Merci de ne plus nous appeler usager, d’accord ! Mais alors comment devons-nous vous vous appeler ? Réflexion sur le bon usage des mots afin d’en finir avec la crise sémantique !

Année : 2023

Thème : Recherche : orientée vers la pratique, action, évaluative...

Type : Recherche : orientée vers la pratique, action, évaluative...

Auteur(s) :

CHARTRIN THIERRY (France) – th.chartrin@gmail.com – Chercheur

Résumé :

En février 2015 le Conseil Scientifique du Travail Social (CSTS) publia un rapport intitulé : Refonder le rapport aux personnes "Merci de ne plus nous appeler usagers" mettant en exergue deux constats :
•Malgré tous les apports, il existe encore un écart important entre le principe de la participation des « usagers » et la pratique"
•L’état des lieux des terminologies utilisées dans différents contextes pour qualifier les personnes relèvent que le terme « usager » est à la fois le plus utilisé dans tous les secteurs de l’intervention sociale et le plus contesté, notamment par les intéressés, en raison de ce qu’il évoque (assujettissement, incapacité…)

Ce texte a surtout pointé dans son titre le véritable imbroglio qui existe dès lors qu’il s’agit d’évoquer la sphère de ceux qui bénéficient, sont concernés, accompagnés, possèdent une expertise d’usage, du vécu, des savoirs expérientiels…
Le travail social semble désemparé à définir cette « inquiétante étrangeté » (Freud, 1919) qui porte le quotidien à devenir insolite… « Mal nommé un objet, c’est ajouter aux malheurs du monde » prévient Camus (1944)...

En effet, quel sens avons-nous véritablement des termes que l’on emploie mécaniquement dans notre culture professionnelle ? Que signifie participer ? Qui est concerné ? Jusqu’où ? Pour faire quoi ? «
Le terme « personne concernée » semble être le plus emblématique des actes d’ignorance que notre secteur peut engendrer. Il est une véritable auberge espagnole : chacun le définit à sa manière selon son idiosyncrasie dirait Nietzsche, à savoir sa façon de voir le monde.

Lorsque j’ai débuté mon expérience professionnelle de travailleur social il y a maintenant plus de 30 ans, le terme « usager » était de mise pour désigner les personnes adultes qui j’accompagnais. Sans véritablement l’interroger, il était le terme « passe-partout » simplifiant ainsi les processus de catégorisation, actant bien le fait que nous ne sommes pas du même monde. Pour preuve, il est bien rare de constater que les destinataires de l’intervention se qualifient spontanément ou naturellement eux-mêmes d’usagers ou de personnes concernées.
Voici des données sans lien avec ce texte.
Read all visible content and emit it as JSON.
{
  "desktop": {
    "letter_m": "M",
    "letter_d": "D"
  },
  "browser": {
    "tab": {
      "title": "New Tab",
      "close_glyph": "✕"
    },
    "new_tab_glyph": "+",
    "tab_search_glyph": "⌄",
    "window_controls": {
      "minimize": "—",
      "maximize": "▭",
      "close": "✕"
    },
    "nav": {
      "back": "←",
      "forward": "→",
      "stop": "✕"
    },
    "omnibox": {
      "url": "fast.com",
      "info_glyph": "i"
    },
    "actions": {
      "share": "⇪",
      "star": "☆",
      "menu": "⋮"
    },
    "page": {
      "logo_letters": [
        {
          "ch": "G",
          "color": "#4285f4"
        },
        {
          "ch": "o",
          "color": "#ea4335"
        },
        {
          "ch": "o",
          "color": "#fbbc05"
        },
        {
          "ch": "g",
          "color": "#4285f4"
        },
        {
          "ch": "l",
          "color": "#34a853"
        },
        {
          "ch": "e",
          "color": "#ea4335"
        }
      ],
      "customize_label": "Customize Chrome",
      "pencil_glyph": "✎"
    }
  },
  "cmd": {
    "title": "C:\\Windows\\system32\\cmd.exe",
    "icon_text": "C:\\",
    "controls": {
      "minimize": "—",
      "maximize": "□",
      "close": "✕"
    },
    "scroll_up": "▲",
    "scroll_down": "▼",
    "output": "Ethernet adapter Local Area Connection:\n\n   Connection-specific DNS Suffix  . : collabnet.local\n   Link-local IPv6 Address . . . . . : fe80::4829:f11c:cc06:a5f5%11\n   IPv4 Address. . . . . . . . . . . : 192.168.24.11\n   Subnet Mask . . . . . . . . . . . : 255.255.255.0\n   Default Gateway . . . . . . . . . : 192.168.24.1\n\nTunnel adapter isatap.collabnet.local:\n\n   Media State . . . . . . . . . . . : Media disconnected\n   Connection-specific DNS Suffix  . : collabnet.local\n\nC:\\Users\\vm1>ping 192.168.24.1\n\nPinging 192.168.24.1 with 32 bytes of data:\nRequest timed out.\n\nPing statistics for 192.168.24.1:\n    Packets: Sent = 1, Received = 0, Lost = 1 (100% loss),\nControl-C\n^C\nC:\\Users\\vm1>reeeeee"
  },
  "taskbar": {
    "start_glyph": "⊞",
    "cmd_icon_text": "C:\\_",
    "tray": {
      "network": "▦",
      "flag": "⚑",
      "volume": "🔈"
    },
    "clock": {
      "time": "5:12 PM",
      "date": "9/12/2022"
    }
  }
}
Et s’ils le font, ont-ils pour autant la même définition que les professionnels de l’intervention sociale ? (Vanckren, 2016, 135).
Mais là encore, quelle est la véritable définition de personnes concernées ? A quel moment appartient-on à cette catégorie et sur quels critères ? Faut-il avoir été détecté et désigné de manière institutionnelle ? Et sinon, peut-on encore être désignée « personne concernée » ? La personne concernée a-t-elle un statut précaire, ou bien pérenne ? Est-on moins concerné par une situation quand on est indirectement impacté ?

Dans un autre registre, comment appelle-t-on les apprentissages réalisés par ceux qui vivent des épreuves de vie : savoirs expérientiels, existentiels, d’épreuves, expertise du vécu, etc. ?
« L’expertise d’usage » est, actuellement, un des termes le plus usité pour qualifier cette épistémologie. Il prend sa source dans la classification des savoirs que l’on nomme « expérientiels ». Pour autant, il jouit d’une réputation marquée par le sceau de l’absence de fiabilité en comparaison des savoirs académiques qui, sont par nature conceptualisés, comprendre défini et réfléchi. Il existe encore des savoirs nobles et des savoirs ignobles. Comme le rappelle Olivier Reboul (1980), philosophe de l’éducation, il y a, à côté de « l’apprendre à » et de « l’apprendre que », un « ça m’apprendra » qui constitue pourtant une forme intransitive d’apprentissage extrêmement puissante. Cependant, l’ignorance oblige souvent à faire l’économie d’une véritable reconnaissance que les sciences de l’éducation peuvent, simplement, attester. Le mot peine encore à décrire la chose…
Cette communication aura donc pour ambition de dépasser la crise sémantique que traverse le secteur de l’intervention sociale pour mieux reconnaitre et valoriser les savoirs du vécu.